Martin Scorseseese has been making movies for over half a century. From his first feature film, Who's That Knocking at My Door, to his 60-second short film with the Bleu de Chanel fragrance campaign, Scorsese knows how to masterfully create an engaging narrative that keeps the story and the visuals interesting.
In a recent interview with Timothée Chalamet hosted by GQ, Scorsese breaks down that all of his projects, no matter if they are 60 seconds or three-and-a-half-long Western epics, are carefully crafted with a shot list that plays out the visuals Scorsese wants to capture in service of the narrative.
In the interview, Scorsese says, "The shots were designed, or at least the, I like to call it, like a philosophy of a shot. Should this be a moving shot at all? Or should it be static? And if it's static, what the hell size are you [the character] in the frame?"
While shot listing is an essential part of the filmmaking process for most filmmakers, Scorsese takes the process very seriously and looks for the best shot that has the most potential to boast the visual narrative.
"Back when I started doing my first films, I would draw everything ... I spent a lot of time doing that because, first of all, I like the idea of how to tell a story with pictures, right?" Scorsese says. "But it also, because it was so low-budget, I had to really have a plan so that it could be changed."
It is amazing to know that Scorsese used to draw out the shot lists for each of his productions, sometimes including the shot list in the script for films like Goodfellas. To him, the shot list isn't just creating a visual language but helps Scorsese find the pacing and purpose of each shot in the film.

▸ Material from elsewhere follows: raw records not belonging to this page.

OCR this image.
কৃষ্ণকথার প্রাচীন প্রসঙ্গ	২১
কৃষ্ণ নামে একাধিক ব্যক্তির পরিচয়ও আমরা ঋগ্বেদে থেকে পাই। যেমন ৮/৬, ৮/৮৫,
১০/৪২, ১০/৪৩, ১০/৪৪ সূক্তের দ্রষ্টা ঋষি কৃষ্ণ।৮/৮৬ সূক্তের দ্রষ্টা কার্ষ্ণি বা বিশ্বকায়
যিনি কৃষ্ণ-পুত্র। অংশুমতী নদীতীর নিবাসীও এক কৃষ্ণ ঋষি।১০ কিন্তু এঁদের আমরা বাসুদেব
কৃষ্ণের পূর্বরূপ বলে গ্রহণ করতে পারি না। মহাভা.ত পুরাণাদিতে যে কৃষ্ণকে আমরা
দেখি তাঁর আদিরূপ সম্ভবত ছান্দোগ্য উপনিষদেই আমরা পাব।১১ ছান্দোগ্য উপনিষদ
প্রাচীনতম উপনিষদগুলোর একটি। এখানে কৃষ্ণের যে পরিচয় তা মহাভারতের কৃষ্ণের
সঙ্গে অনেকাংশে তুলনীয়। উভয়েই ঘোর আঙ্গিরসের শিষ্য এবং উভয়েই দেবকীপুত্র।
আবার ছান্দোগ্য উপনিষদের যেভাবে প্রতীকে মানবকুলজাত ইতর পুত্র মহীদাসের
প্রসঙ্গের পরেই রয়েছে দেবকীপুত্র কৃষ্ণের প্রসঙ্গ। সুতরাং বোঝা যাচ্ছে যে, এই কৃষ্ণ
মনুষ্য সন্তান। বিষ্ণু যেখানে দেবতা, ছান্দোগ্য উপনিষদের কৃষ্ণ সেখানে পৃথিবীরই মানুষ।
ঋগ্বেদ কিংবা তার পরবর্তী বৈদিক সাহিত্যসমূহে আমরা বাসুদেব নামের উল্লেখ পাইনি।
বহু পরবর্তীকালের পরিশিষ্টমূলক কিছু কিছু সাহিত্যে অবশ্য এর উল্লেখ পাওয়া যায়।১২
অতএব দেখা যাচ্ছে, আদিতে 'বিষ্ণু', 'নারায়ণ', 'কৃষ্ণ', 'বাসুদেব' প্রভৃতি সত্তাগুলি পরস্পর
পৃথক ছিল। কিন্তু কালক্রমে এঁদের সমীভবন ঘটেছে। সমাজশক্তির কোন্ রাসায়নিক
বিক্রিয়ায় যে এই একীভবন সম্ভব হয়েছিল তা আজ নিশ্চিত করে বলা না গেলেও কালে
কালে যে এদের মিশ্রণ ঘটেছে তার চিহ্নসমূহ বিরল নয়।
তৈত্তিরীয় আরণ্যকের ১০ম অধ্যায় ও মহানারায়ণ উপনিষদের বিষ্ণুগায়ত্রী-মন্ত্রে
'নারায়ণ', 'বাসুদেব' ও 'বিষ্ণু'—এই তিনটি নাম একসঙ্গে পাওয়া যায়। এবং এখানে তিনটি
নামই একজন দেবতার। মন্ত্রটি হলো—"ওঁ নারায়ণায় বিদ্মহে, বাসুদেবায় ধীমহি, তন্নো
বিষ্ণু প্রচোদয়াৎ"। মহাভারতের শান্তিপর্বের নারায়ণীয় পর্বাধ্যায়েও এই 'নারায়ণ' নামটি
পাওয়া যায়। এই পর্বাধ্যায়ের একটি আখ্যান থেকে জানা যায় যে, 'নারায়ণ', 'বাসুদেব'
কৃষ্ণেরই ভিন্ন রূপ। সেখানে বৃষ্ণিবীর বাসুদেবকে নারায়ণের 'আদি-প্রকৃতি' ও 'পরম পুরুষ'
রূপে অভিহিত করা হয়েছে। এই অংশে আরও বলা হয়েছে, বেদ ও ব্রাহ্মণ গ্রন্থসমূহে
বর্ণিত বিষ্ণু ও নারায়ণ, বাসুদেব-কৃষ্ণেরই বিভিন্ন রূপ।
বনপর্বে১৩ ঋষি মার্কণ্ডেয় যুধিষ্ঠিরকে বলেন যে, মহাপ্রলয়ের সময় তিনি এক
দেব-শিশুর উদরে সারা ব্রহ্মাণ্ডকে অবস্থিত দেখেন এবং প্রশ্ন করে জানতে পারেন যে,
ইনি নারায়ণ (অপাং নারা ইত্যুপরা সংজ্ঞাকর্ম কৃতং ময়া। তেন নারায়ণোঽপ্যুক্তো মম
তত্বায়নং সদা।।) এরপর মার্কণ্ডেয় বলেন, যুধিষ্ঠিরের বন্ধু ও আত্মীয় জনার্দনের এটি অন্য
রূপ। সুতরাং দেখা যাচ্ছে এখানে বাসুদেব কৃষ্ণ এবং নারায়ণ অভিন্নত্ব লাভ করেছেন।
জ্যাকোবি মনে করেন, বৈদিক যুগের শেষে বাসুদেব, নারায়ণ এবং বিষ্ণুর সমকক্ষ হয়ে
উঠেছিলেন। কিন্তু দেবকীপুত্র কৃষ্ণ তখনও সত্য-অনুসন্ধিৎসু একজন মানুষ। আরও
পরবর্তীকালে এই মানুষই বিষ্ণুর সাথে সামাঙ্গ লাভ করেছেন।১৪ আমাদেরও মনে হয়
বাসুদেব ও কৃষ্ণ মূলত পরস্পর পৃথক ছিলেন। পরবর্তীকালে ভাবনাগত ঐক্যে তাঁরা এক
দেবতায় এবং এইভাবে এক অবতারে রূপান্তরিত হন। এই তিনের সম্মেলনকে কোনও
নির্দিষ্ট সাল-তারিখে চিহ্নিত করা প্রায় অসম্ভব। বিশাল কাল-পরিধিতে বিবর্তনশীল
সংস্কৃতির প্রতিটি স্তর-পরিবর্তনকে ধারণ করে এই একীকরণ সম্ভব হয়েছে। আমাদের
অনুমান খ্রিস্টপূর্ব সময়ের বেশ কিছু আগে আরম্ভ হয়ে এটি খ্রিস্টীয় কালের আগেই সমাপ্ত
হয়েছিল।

There have only been a few times that Scorsese hasn't used a shot list in a film, but the American auteur says he works better with a plan. With a plan, Scorsese can understand how each scene works in the larger narrative and what the focus of each shot needs to be to better serve the story.
"There's a difference between memorizing and knowing it. As long as you know it. You know it, then you can start fooling around with stuff.
Scorsese's attention to detail is unmatched. There is little to no fat in Scorsese's films. Everything in his stories matters and deserves a particular shot to be in service of the story. Scorsese's shot list seems to take a lot of time to put together, but the results show us that this careful planning and exercise in understanding the screenplay can lead to a great and tight direction on set.
While we have the technology to draw out our storyboards for us, I highly encourage directors to sit down and create a shot list that helps them understand what is needed from each shot of their film. Not only will this make you a stronger director on set, but it will give you the needed time during production to work out any knots in the story.